Auntie L tells her, “Evil men make evil choices,
but that doesn’t change who God is. You know that Auntie M and I read a portion
of Scripture together every morning, right?”
Magdalena nodded.
“This morning,” Auntie L said, “we read how God’s character is unchangeable. So, we put our hope in the fact that God’s nature of love, mercy, and justice never changes, despite what’s going on around us. The passage we read said, ‘We have this hope as an anchor for the soul.’”

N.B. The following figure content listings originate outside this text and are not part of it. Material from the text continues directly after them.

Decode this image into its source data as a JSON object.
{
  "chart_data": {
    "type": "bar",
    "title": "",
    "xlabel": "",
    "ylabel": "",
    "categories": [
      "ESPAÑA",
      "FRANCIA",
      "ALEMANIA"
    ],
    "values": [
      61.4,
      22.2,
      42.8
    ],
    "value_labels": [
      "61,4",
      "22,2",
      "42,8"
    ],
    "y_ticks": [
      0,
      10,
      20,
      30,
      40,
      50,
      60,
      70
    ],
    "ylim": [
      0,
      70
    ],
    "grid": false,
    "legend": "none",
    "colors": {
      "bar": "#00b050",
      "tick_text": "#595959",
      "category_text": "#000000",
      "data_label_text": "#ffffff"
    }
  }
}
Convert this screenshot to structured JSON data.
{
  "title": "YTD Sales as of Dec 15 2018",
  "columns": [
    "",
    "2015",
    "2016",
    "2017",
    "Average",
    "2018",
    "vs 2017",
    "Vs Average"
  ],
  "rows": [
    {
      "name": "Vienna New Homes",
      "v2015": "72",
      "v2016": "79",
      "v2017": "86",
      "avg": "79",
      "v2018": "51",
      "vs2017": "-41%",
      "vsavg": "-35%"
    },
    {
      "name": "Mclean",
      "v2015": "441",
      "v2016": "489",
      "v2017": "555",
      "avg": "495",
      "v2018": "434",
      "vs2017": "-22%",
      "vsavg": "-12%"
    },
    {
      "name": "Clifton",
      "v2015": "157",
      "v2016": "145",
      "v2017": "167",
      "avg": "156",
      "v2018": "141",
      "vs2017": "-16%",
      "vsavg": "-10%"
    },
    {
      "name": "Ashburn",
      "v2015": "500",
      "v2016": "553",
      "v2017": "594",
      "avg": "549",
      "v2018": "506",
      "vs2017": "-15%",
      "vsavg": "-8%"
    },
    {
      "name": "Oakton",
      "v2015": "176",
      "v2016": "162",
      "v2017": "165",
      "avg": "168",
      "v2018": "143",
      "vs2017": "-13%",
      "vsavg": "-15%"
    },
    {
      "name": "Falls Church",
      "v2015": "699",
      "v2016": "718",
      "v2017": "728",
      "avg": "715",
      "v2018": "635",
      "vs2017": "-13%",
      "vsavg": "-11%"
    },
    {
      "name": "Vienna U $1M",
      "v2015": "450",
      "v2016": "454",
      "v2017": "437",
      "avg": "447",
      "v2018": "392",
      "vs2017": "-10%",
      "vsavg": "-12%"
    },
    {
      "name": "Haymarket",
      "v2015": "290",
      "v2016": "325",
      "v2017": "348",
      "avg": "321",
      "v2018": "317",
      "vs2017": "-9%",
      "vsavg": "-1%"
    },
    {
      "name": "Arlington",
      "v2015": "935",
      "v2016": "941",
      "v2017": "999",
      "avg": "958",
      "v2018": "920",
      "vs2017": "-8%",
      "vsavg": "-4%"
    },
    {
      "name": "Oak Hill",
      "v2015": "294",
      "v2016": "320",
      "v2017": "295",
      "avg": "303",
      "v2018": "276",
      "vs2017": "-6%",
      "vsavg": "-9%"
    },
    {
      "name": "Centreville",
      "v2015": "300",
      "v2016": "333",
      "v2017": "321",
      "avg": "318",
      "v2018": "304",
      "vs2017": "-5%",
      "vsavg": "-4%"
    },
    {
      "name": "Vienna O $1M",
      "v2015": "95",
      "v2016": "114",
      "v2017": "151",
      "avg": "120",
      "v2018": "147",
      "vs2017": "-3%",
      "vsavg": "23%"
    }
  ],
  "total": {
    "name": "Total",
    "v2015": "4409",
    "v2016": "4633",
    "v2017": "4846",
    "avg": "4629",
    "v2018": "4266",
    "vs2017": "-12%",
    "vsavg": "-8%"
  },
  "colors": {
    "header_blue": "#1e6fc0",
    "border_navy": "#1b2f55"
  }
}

For Magdalena, the anchor that had meant
“Fighting Polish” now served as a reminder that the Lord was the anchor of her
soul. No matter the outcome of the war, no matter how grim things got, God was
still a God of love and would prevail.
The
theme of young people actively involved in real warfare is not a common one in young
adult novels. However, there seems to be a lot of speculative fiction published
for YA in which there is some type of struggle going on. What do you think might
be a reason for this? Youth are discouraged by today’s looming
problems. As adults try to tackle them, the problems either grow worse, or
appear insurmountable. The daily news serves as an example of how leaders fail
to give direction to their countries, parents fail to build vital families, and
individuals fail at life, choosing instead to numb or medicate themselves to
avoid the pain of their bad choices. Feeling powerless, today’s youth often
seek to live vicariously through the lives of speculative, fantasy, or
dystopian figures who overcome great obstacles. As Christian writers, we need
to let youth experience the triumph of historical people their age—historical
counterparts who overcame a sense of helplessness through finding and growing
in a relationship with the Lord, our all-powerful, all-loving God.
Is
there anything you would like to say to other Young Adult authors, particular
about writing historical fiction? I’ve recently helped a
few of my local Middle Grade and YA authors form a group we call
Family-Friendly Fiction Writers. We’re in the initial stages, but our goal is
to “provide middle-grade and young adult readers with adventurous, humorous,
and inspiring fiction that touches both their minds and their hearts.” To other
YA authors, I’d say find a group of like-minded writers, pray together,
encourage each other, then get out there and place your books in the hands of
today’s youth, especially historical fiction. Let students see how God works in
the real world through your fictional and historical characters. Let them
“taste and see that the Lord is good.”
Thank
you, Marie, for sharing this book with my blog readers and me.